Dr. Furlan renuncia à prefeitura de Macapá após afastamento determinado pelo STF e para disputar governo do estado
O prefeito de Macapá, Dr. Furlan (PSD), apresentou formalmente seu pedido de renúncia ao cargo de prefeito nesta quinta-feira (5). A decisão ocorre logo após seu afastamento das funções públicas, determinado pelo ministro do Supremo Tribunal Federal (STF), Flávio Dino.
A renúncia atende a um requisito legal para que Furlan possa concorrer ao cargo de governador do estado nas eleições deste ano, conforme estabelece a Constituição Federal. A medida visa, ainda, desvincular sua imagem das investigações em curso.
A Polícia Federal (PF) investiga Dr. Furlan e o vice-prefeito, Mario Neto, por suspeitas de desvio de recursos federais. Os valores teriam sido destinados à construção do Hospital Geral Municipal, alvo de uma operação que apura um possível esquema de fraude em licitações.
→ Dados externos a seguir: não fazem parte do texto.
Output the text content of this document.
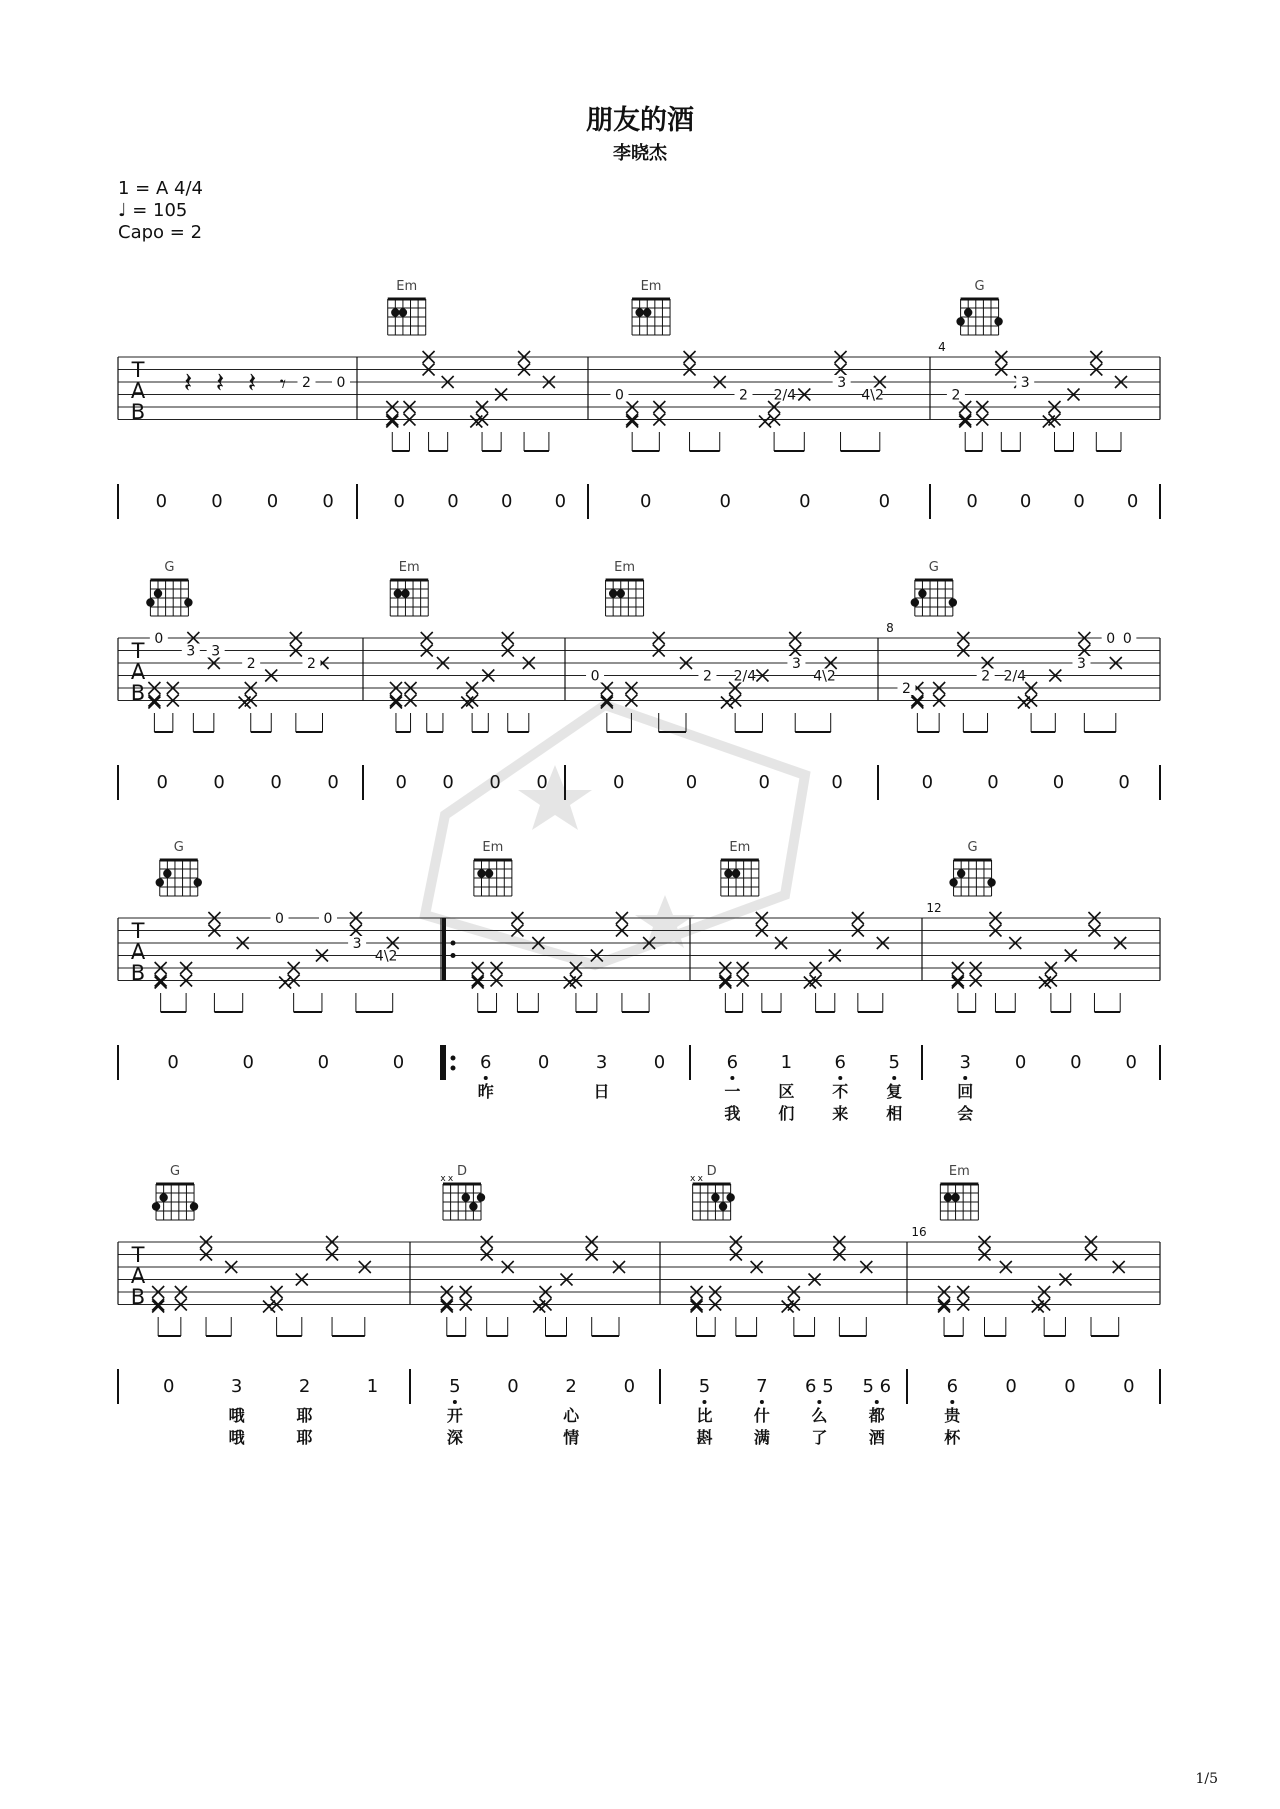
朋友的酒
李晓杰
1 = A 4/4
♩ = 105
Capo = 2
T
A
B
Em	Em	G
𝄽 𝄽 𝄽 𝄾 2 0
0 0 0 0	0 0 0 0
0	2 2/4
3
4\2
0	0	0	0
4
2
3
0 0 0 0
T
A
B
G	Em	Em	G
0
3 3
2	2
0	0	0	0	0 0 0 0
0	2 2/4
3
4\2
0	0	0	0
8
2
2 2/4
3
0 0
0	0	0	0
T
A
B
G	Em	Em	G
0	0
3
4\2
0	0	0	0	6
昨
0	3
日
0	6
一
我
1
区
们
6
不
来
5
复
相
12
3
回
会
0 0 0
T
A
B
G	D
x x	D
x x	Em
0	3
哦
哦
2
耶
耶
1	5
开
深
0	2
心
情
0	5
比
斟
7
什
满
6 5
么
了
5 6
都
酒
16
6
贵
杯
0	0	0
1/5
Operação Paroxismo investiga esquema de fraude em licitação de hospital
Dr. Furlan é alvo da Operação Paroxismo, que investiga um possível esquema criminoso envolvendo agentes públicos e empresários. O foco é uma suposta fraude em licitação para a construção do Hospital Geral Municipal, com um contrato firmado no valor de cerca de R$ 70 milhões com a empresa Santa Rita Engenharia Ltda.
De acordo com a PF, há indícios de direcionamento da licitação, desvio de recursos públicos e lavagem de dinheiro. Um dos pontos levantados é que a proposta da empresa vencedora era praticamente idêntica ao orçamento de mercado feito pela própria prefeitura, sugerindo acesso prévio a informações privilegiadas.
Movimentações financeiras suspeitas e envolvimento do prefeito
Após a assinatura do contrato, a PF identificou movimentações financeiras anômalas. Sócios da empresa Santa Rita Engenharia realizaram saques vultuosos em espécie, totalizando mais de R$ 9,8 milhões. A análise da cronologia indica que esses saques ocorreram logo após os repasses feitos pela prefeitura.
A investigação aponta que parte desses recursos em espécie pode ter sido transportada em veículos de propriedade de Dr. Furlan. Além disso, foram identificadas transferências da empresa para contas ligadas à ex-esposa e à atual companheira do prefeito.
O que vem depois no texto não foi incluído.